30 September 2017, MTG, Napier
Hawke’s Bay Arts Festival
David Trubridge is best known as an award-winning furniture designer whose work is exhibited around the world, but that is not all he is. He’s also a world traveller, a seeker, a man who finds himself alone in the wilderness on a regular basis.
‘Beauty Matters’ is part anthropology lesson, part performance piece, a mixture of speech, sound and of course lighting (Trubridge is most famous for beautifully designed light shades), but at its core it’s a travelogue of his adventures which have all led him to, what he believes, is an important truth – that beauty, specifically the beauty of nature, matters and the appreciation of which is integral to the success of mankind.
Trubridge feels that our ‘progress’ as a species has driven wedges between us and nature. Stretching back to early man’s invention of tools and language, then to farming, religion, and finally, industrialisation, we have systematically separated ourselves from nature, the most beautiful thing there is, and because of that we have forgotten how to cherish real beauty.
Moving through the elements, earth, air, water and fire, his descriptions of his time in the wild, experiencing these elements in their raw form, were moving and emotive, paired with photography and music to evoke all the right emotions to drive his point home.
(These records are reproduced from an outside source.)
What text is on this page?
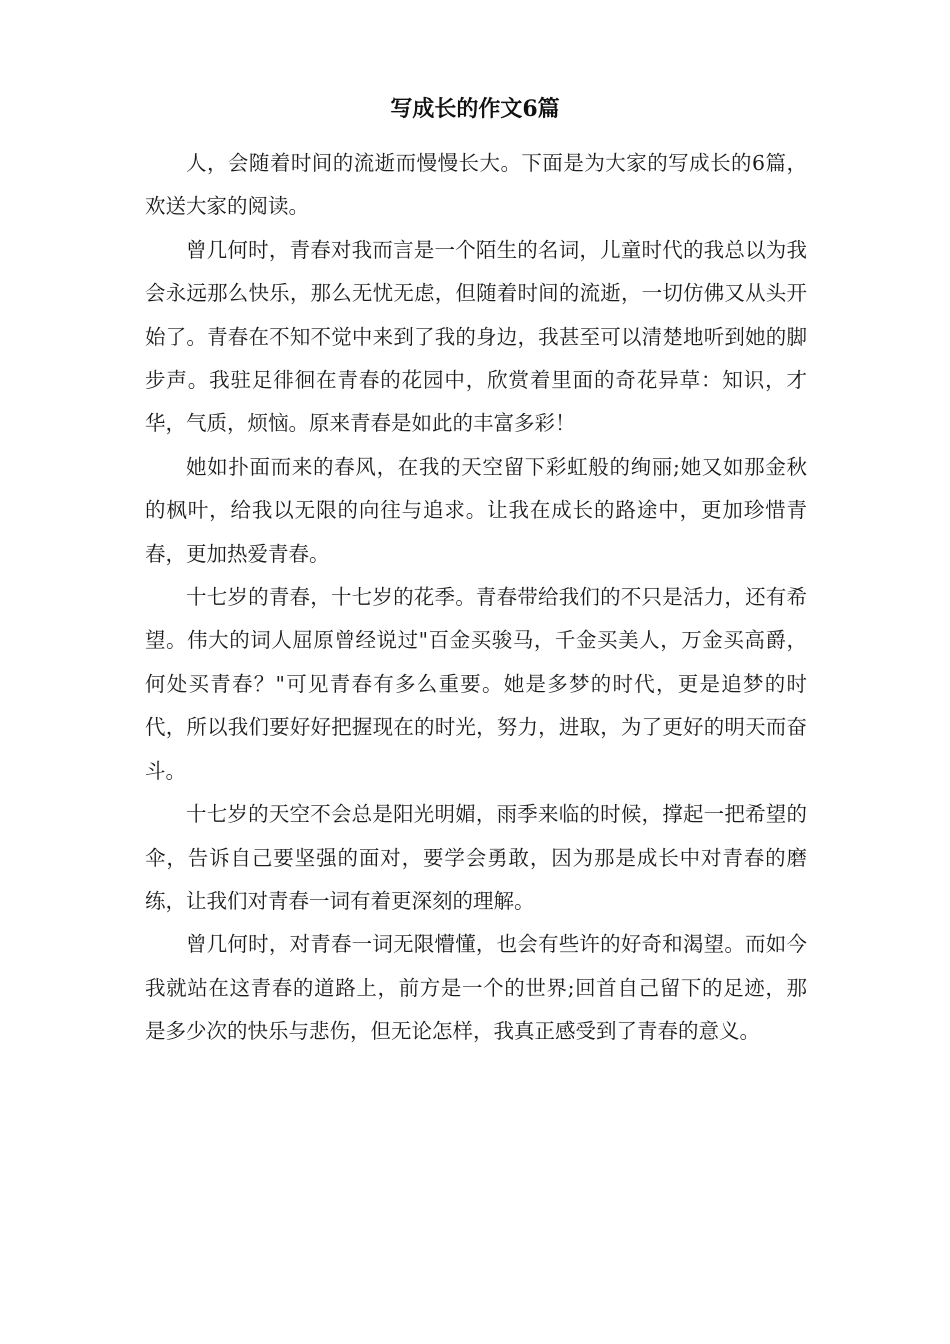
写成长的作文6篇

人，会随着时间的流逝而慢慢长大。下面是为大家的写成长的6篇，欢送大家的阅读。

曾几何时，青春对我而言是一个陌生的名词，儿童时代的我总以为我会永远那么快乐，那么无忧无虑，但随着时间的流逝，一切仿佛又从头开始了。青春在不知不觉中来到了我的身边，我甚至可以清楚地听到她的脚步声。我驻足徘徊在青春的花园中，欣赏着里面的奇花异草：知识，才华，气质，烦恼。原来青春是如此的丰富多彩！

她如扑面而来的春风，在我的天空留下彩虹般的绚丽;她又如那金秋的枫叶，给我以无限的向往与追求。让我在成长的路途中，更加珍惜青春，更加热爱青春。

十七岁的青春，十七岁的花季。青春带给我们的不只是活力，还有希望。伟大的词人屈原曾经说过"百金买骏马，千金买美人，万金买高爵，何处买青春？"可见青春有多么重要。她是多梦的时代，更是追梦的时代，所以我们要好好把握现在的时光，努力，进取，为了更好的明天而奋斗。

十七岁的天空不会总是阳光明媚，雨季来临的时候，撑起一把希望的伞，告诉自己要坚强的面对，要学会勇敢，因为那是成长中对青春的磨练，让我们对青春一词有着更深刻的理解。

曾几何时，对青春一词无限懵懂，也会有些许的好奇和渴望。而如今我就站在这青春的道路上，前方是一个的世界;回首自己留下的足迹，那是多少次的快乐与悲伤，但无论怎样，我真正感受到了青春的意义。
Basically, we are destroying the planet with plastic cups and ugly buildings, globalisation has ruined our food, and industrialisation has stolen the beauty of making. His message is we need to embrace beauty, make beautiful things, surround ourselves with beautiful things, and this we will make us better, will stop our destruction of our planet and our bodies and restore the gentle balance of our place within nature.
Oh, that it were so simple.
If nothing else, this talk was thought provoking and the dips into our early history interesting; whether I agree with his hypothesis is another matter but for now I shall try and enjoy the beauty that is all around me.